In the same way we can come to church: maybe we are looking for comfort; maybe we are looking for entertainment; maybe we are looking for friendship; maybe we are looking for a bit of peace. Some days it will be good – other days not so good. “The music/choir were very good. Malcolm was not quite on form”. But if we come to church to listen to Jesus, whatever the service, however it goes, we will not be disappointed.

I long to see in myself and others a greater expectation, a greater attentiveness. I wonder how it would be if we turned it round at the end, and instead of people saying, ‘nice sermon vicar’, the preacher stood at the door and asking people, “What did God say to you today?” How would we answer?

And Jesus will speak, and does speak in many ways – if we choose to hear. It might be the small voice inside; or one of the familiar prayers that suddenly comes alive; or something that the person next to you says; or a memory of something that you know has to be dealt with; or a sense of peace – or, and of course this is the place where God speaks most obviously and most clearly, something from the bible or the teaching of the bible, that comes alive and bites you. The word of God, says the writer to the Hebrews, is like a two-edged sword.

We need, when we come to church, to be like Mary, sitting at Jesus feet – longing to hear him, to listen to him. And if you find that at church you always seem to be doing the Martha jobs, please, please, please, make time at other times, to meet with Jesus together with others. We need to spend time listening to Jesus.

‘Listen to me’, we say to a child. ‘Listen to me’ we say when we are trying to say something, but we are not ble to put it into words. We want them to hear what it is that we are saying. And Jesus, when he teaches, when he tells his parables, when he tells his followers what is going to happen to him, says “Listen to me. Be attentive – get what I am saying. And if you don’t get it, think it through, talk it through, wrestle with it. Because I am speaking in order to be understood”

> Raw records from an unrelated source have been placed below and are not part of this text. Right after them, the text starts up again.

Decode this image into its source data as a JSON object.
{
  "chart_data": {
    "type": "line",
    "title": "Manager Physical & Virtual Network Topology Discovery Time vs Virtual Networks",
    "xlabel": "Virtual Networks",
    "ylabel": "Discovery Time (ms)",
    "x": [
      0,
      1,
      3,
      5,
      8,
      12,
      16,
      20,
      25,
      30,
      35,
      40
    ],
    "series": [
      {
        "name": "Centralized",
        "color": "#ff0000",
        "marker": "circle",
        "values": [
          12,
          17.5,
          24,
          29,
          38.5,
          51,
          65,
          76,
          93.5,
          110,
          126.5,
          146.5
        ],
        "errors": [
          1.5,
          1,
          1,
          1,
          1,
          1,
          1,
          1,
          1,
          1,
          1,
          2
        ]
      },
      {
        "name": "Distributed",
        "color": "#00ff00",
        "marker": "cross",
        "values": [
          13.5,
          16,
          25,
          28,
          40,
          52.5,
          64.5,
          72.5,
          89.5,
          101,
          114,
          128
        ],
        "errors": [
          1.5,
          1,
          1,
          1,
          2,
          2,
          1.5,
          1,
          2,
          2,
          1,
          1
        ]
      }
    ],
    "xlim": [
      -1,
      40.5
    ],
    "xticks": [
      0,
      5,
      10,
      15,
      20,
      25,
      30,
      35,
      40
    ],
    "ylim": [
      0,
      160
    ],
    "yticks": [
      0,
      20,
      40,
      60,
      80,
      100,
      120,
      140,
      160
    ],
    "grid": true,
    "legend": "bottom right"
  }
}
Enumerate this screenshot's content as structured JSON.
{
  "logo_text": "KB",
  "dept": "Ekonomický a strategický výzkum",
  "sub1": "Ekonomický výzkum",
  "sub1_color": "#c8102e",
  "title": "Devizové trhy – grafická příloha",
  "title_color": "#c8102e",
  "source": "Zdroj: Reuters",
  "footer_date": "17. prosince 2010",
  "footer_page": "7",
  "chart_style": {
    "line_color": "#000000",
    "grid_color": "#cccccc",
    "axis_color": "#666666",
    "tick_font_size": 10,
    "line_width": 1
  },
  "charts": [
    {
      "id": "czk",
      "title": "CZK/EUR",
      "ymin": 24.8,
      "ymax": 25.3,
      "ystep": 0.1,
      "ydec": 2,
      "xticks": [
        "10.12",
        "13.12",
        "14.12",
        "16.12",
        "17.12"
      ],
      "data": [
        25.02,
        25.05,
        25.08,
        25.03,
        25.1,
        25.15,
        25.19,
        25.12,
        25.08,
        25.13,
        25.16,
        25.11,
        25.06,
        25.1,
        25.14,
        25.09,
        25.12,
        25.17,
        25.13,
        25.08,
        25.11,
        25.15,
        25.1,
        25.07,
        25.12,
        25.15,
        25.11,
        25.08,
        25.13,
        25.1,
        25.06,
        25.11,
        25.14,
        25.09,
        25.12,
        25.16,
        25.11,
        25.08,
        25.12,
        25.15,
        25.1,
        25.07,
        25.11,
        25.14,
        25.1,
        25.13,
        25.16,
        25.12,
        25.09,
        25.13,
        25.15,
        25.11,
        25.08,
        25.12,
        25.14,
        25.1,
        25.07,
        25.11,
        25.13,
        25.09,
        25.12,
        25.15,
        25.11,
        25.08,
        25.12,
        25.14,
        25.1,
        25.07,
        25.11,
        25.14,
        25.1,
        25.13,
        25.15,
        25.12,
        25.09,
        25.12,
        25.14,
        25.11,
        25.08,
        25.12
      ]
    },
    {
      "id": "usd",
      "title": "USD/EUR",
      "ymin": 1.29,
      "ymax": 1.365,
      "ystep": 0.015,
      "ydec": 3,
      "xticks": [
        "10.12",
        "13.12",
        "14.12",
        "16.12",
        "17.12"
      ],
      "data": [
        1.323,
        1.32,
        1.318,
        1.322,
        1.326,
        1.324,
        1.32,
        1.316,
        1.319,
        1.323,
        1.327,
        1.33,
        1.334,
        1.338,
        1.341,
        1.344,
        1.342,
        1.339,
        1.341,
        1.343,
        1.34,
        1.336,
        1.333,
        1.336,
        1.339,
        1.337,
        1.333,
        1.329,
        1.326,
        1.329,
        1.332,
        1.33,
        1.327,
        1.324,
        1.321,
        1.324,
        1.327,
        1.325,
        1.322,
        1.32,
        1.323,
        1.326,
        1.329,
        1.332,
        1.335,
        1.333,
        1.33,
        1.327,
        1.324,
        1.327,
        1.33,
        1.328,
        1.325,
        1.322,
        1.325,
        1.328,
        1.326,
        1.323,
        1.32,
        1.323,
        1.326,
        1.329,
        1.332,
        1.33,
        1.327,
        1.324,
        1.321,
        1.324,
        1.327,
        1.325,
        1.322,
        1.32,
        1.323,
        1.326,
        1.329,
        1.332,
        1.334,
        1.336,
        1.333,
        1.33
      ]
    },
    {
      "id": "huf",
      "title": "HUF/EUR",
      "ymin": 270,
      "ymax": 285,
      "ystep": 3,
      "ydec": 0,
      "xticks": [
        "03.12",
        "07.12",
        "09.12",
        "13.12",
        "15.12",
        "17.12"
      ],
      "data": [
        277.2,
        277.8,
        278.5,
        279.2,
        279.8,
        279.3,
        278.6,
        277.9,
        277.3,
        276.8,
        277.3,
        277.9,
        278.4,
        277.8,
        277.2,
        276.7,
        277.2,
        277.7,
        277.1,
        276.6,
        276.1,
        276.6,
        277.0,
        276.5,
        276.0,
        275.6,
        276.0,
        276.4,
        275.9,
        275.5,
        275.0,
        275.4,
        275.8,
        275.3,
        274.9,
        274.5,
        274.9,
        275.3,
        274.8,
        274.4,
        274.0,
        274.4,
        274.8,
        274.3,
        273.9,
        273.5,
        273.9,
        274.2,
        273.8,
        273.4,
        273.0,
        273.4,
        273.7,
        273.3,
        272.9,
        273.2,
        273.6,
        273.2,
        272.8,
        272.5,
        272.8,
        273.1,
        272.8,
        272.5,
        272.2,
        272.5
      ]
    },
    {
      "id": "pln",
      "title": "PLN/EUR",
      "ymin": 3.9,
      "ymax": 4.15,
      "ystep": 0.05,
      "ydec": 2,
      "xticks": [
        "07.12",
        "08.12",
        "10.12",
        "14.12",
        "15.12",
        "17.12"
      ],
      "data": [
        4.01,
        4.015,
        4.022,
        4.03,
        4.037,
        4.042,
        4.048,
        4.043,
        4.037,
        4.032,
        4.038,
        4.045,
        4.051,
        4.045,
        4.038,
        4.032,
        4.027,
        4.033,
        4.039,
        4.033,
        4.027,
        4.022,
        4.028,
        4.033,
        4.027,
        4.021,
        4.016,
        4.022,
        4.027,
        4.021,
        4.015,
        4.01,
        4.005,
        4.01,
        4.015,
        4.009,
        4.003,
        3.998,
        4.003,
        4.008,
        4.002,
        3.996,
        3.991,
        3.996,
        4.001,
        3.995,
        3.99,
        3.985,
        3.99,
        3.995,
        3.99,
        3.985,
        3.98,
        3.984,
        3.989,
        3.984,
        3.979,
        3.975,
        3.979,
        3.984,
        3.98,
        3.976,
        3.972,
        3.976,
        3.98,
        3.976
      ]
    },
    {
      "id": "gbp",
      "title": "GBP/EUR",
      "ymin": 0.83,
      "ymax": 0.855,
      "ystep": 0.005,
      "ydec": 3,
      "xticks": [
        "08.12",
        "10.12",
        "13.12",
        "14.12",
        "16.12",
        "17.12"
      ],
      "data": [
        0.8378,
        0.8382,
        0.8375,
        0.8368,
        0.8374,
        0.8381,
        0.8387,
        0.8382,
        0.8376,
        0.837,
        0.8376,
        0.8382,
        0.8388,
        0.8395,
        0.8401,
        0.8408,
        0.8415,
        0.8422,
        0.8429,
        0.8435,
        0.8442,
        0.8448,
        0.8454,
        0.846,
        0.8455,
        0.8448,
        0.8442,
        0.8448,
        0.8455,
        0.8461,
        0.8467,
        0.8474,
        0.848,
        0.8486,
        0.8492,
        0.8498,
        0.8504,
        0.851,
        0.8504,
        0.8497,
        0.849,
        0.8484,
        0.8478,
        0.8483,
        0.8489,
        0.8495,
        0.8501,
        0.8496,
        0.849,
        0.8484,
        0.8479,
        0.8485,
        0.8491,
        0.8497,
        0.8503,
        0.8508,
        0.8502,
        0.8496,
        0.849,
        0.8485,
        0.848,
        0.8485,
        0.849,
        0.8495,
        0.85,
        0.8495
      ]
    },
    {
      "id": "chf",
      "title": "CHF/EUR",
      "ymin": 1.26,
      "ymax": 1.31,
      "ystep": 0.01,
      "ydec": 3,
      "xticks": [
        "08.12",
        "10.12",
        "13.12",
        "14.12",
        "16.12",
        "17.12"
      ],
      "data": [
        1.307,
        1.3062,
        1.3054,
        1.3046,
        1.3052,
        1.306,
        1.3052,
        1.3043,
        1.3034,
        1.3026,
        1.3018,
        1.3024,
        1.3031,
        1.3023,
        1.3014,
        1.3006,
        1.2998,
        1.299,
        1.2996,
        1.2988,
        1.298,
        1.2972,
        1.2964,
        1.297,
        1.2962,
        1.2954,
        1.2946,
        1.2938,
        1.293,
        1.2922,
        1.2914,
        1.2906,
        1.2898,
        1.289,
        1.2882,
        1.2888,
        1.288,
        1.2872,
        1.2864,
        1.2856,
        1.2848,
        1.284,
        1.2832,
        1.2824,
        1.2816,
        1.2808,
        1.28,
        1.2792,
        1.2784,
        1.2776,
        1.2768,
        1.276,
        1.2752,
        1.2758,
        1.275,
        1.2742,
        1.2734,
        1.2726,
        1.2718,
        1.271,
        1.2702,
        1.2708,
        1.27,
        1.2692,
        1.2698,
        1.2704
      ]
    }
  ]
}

We listen to Jesus because he is shown here to be the unique, the one and only, Son of God. He is shown here in his radiance and his glory. Here is the one who is the radiance of his Father’s glory. Peter writes many years later of this experience in 2 Peter 1, “We were eye witnesses of his majesty”

We listen to Jesus, because the voice from heaven tells us to listen to him. God is not silent. He wants to be heard. He wants us to listen to him. And that reminds us of the prophecy given to Moses 3000 or so years earlier, when God says that he will punish those who refuse to listen to him.

We listen to Jesus, because his voice is good.

Look at what he says to the disciples: “Get up; don’t be afraid”. They did not need to be afraid, because he was with them.

And when Jesus speaks to us, his words are good. They may be painful, but they will bring healing; they may shatter some of our complacency, but they will enable us to build our lives on rock rather than sand. And it is his words which will make sense of all the other words that we hear – because it is his word which created this universe, and it is his word which sustains this universe, and it is his word which will bring this universe, this world of time and space as we know it, to an end.

In a world of many voices, outer voices and inner voices, present voices and past voices, which voice are you going to choose to listen to?

“This is my Son, whom I love; with him I am well pleased. Listen to him”.